Until there is more support in DataDog or Azure for better monitoring, these
services will *not* be automatically monitored.
== Motivation
By provisioning relatively simple webhook receivers which not only archive
events data into a live-queryable datastore (DocumentDB), but also publish those
events on an Azure EventHub, the Jenkins project will have an easy-to-access
data store of project events. Additionally, the events enqueued into EventHub
can act as an input for future services (for example, a project health
dashboard) without requiring additional infrastructure to be provisioned.
== Rationale
=== Technologies Introduced
An underlying rationale for using all of the Azure-specific technologies
referenced below is that it is cheaper, easier, and faster to use
platform-level services provided by Azure rather than implementing and hosting
the features of each technology itself.
==== Azure Functions
Implement a GitHub webhook receiver in Azure Functions is sufficiently trivial
that it is one of
link:https://docs.microsoft.com/en-us/azure/azure-functions/functions-create-a-web-hook-or-api-function[their "Get Started" examples],
and as such Azure Functions has explicit support and ehancements for receiving
webhook payloads from GitHub.
Additionally, Azure Functions represent a "slice" of computation which is
suitable for the purpose of receiving a JSON payload, processing it, and
storing it for later. This as opposed to implementing a new web application
specifically for this purpose which would need either its own virtual machine
or container infrastructure in order to execute.
==== Azure EventHub
The use of Azure EventHub in the architecture described above is more
future-proofing than a strong requirement to solve the problem at hand. The
assumption being that additional services in the future will wish to consume
some or all of the events received by the deployed Azure Functions app.
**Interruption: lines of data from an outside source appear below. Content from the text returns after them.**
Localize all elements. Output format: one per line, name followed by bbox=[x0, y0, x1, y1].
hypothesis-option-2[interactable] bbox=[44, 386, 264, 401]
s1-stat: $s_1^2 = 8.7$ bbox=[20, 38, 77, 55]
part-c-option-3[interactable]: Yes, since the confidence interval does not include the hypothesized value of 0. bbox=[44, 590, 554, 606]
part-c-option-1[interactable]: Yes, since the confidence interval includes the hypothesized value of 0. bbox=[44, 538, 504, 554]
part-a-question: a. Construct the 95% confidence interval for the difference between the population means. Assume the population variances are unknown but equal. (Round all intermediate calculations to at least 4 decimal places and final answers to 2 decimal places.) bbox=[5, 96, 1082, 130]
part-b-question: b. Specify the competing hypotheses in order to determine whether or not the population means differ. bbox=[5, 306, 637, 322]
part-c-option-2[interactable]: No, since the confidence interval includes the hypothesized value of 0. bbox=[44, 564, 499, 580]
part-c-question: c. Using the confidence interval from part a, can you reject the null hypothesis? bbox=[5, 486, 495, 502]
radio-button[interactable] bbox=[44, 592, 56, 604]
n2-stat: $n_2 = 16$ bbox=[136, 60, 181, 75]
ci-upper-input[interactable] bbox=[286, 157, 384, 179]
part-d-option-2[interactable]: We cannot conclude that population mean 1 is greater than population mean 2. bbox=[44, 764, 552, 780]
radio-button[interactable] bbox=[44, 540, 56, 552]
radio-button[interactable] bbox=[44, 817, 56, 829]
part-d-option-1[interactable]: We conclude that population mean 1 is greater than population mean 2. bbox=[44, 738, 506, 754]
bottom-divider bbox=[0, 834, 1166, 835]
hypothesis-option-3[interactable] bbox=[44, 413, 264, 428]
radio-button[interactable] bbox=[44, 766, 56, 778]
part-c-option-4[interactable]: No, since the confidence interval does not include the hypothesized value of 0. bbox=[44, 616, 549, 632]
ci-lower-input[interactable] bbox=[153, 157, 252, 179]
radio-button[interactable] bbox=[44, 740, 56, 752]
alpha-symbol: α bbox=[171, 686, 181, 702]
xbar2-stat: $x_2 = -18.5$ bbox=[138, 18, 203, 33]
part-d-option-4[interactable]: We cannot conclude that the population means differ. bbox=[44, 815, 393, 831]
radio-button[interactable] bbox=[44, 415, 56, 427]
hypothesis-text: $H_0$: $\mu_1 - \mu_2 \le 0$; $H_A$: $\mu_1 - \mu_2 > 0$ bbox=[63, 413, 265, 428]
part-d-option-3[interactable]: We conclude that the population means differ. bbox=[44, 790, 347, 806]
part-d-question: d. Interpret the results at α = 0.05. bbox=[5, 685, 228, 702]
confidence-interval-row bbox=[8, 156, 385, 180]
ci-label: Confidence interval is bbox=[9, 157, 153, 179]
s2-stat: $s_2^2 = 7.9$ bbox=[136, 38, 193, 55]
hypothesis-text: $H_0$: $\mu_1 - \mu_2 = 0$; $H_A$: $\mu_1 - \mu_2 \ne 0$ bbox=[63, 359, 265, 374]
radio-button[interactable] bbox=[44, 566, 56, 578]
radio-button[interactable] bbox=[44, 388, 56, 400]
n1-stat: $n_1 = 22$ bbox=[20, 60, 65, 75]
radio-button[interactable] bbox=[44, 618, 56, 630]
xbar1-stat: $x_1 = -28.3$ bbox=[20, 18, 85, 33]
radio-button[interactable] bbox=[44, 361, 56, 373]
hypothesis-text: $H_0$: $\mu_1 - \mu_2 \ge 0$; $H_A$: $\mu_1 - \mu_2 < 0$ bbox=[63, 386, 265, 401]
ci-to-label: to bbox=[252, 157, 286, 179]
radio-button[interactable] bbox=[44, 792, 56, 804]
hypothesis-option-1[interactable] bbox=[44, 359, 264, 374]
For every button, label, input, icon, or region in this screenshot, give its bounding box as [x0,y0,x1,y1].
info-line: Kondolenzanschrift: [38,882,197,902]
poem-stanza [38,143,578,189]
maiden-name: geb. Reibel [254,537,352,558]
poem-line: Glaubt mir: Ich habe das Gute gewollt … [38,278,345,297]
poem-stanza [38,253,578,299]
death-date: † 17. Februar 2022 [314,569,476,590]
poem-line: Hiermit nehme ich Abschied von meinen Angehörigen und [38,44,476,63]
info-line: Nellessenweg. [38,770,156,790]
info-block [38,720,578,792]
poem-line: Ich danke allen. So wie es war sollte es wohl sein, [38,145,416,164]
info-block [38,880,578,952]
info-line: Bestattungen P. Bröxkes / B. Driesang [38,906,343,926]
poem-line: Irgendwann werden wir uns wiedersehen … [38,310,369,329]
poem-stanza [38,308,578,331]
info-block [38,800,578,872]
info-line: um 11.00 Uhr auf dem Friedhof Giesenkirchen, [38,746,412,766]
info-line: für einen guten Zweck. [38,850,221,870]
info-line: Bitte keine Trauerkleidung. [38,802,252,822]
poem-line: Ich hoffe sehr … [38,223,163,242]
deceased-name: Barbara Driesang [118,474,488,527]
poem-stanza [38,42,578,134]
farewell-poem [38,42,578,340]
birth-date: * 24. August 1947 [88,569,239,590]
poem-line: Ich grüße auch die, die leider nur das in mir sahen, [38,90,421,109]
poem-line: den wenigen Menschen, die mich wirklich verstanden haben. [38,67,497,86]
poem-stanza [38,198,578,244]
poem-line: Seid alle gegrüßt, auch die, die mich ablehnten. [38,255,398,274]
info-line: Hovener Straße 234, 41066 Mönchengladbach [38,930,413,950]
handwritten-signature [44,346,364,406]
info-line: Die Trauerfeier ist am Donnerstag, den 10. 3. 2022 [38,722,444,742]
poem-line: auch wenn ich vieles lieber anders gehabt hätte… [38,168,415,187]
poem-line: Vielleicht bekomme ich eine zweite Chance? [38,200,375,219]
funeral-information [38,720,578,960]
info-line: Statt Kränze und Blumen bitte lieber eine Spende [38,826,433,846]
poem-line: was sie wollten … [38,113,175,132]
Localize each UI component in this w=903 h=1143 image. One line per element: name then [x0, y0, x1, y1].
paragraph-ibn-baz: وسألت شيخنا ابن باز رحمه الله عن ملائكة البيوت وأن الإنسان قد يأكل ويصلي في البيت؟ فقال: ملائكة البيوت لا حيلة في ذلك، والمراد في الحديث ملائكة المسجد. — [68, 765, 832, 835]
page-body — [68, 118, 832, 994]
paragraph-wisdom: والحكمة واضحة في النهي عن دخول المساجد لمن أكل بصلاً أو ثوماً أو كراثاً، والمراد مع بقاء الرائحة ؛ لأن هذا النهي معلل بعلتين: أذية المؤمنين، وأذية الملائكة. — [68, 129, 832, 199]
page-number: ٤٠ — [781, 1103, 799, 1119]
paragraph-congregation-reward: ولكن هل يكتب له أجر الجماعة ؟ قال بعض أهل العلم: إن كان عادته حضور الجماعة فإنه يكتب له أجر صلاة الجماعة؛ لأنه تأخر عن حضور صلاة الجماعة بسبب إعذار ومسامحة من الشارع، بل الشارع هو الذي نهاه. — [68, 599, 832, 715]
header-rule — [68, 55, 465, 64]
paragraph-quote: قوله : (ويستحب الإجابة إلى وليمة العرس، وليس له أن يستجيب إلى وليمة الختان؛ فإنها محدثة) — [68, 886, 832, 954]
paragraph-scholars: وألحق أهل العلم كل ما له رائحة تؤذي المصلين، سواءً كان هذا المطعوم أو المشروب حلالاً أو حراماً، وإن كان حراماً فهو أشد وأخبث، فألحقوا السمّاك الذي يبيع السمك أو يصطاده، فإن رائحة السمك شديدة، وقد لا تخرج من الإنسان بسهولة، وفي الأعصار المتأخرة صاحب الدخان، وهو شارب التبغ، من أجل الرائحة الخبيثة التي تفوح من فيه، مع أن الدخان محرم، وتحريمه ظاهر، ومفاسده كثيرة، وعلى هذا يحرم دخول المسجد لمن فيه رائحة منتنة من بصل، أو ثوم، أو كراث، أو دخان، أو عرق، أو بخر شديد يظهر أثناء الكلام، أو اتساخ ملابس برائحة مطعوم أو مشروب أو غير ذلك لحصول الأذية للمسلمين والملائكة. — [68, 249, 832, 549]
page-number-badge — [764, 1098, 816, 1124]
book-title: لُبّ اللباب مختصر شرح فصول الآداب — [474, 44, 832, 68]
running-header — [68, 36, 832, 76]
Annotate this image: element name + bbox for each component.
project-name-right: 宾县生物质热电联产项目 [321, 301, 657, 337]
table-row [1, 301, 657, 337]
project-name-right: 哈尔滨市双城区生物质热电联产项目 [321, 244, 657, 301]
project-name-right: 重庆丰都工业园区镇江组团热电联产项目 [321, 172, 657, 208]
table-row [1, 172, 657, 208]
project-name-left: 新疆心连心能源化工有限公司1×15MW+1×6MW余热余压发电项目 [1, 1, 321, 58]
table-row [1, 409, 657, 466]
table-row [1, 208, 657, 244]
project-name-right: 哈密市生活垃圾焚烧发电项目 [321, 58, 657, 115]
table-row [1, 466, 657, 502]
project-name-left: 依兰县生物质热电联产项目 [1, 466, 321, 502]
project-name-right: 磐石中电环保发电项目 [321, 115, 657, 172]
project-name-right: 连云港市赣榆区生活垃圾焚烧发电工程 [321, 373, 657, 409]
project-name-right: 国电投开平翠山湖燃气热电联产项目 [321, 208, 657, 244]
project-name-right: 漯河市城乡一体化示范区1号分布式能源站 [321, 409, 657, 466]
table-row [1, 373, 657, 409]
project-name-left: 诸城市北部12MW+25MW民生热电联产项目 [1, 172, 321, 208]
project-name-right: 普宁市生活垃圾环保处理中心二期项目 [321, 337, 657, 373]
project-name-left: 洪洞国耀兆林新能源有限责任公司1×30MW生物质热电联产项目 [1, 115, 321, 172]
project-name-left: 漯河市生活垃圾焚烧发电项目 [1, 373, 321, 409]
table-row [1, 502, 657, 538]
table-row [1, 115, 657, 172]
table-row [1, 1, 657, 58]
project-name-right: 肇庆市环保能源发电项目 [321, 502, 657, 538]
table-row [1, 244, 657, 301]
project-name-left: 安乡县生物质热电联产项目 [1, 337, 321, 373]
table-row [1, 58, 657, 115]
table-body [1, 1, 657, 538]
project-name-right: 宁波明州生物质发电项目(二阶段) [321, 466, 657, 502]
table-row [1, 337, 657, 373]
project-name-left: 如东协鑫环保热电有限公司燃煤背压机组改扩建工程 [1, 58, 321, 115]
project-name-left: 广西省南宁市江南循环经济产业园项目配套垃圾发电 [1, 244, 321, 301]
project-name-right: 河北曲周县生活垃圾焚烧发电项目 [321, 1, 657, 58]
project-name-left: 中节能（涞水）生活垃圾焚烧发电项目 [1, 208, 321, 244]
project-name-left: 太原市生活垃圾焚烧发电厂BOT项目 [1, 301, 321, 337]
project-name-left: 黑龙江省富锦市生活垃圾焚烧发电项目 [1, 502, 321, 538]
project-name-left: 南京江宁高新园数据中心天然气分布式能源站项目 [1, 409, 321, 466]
The most practical means of providing this service internally is through a
pub/sub mechanism which EventHubs provide in Azure. EventHubs also provide the
added benefit of automatically expiring old messages along with many other
valuable queueing features such as consumer groups and partitions.
==== Azure DocumentDB
GitHub webhook event payloads are constructed as JSON, and it is expected that
any subsequent events will be consumed as JSON. As such, a document-oriented
database ("NoSQL") is preferred in order to avoid time-consuming schema
updates.
== Costs
The pricing
link:https://azure.microsoft.com/en-us/pricing/details/functions/[for Azure Functions]
by itself is already confusing and without an existing Functions app
consuming the `jenkinsci` events it's difficult to evaluate what the runtime
cost would be. That said, 1 million monthly executions are provided for free by
Azure, meaning the Function app itself will cost nothing or very little.
The noticeable cost of this proposal will come from the
link:https://azure.microsoft.com/en-us/pricing/details/event-hubs/[EventHub]
and
link:https://azure.microsoft.com/en-us/pricing/details/documentdb/[DocumentDB]
storage and transit rates.
=== DocumentDB
The storage rate, in East US, is *$0.25 per GB / month*. The throughput rate, in East US, is *$0.008/hr* per hundred
link:https://docs.microsoft.com/en-us/azure/documentdb/documentdb-manage#request-units-and-database-operations[Request Units per second].
Assuming each DocumentDB instance is provisioned with 5GB of storage, the
annual storage cost will be roughly *$15*. Though this is likely to go up as
more data is stored over time.
The throughput rate's annual cost is difficult to ascertain without real-world
usage, but is expected to remain under *$100* barring dramatic shifts in
expected usage.
=== EventHub
The cost per million ingress events in East US is a paltry $0.028, so not worth
discussing.
The throughput unit cost (1MB ingress, 2MB egress) comes to an annual cost of
*$133.92*.
== Reference implementation
The reference implementation of the Azure Functions app can be found in the
link:https://github.com/jenkins-infra/analytics-functions[jenkins-infra/analytics-functions]
repository.
The Terraform for actually provisioning the Azure Functions app in Azure can be
found in
link:https://github.com/jenkins-infra/azure/pull/12[this pull request].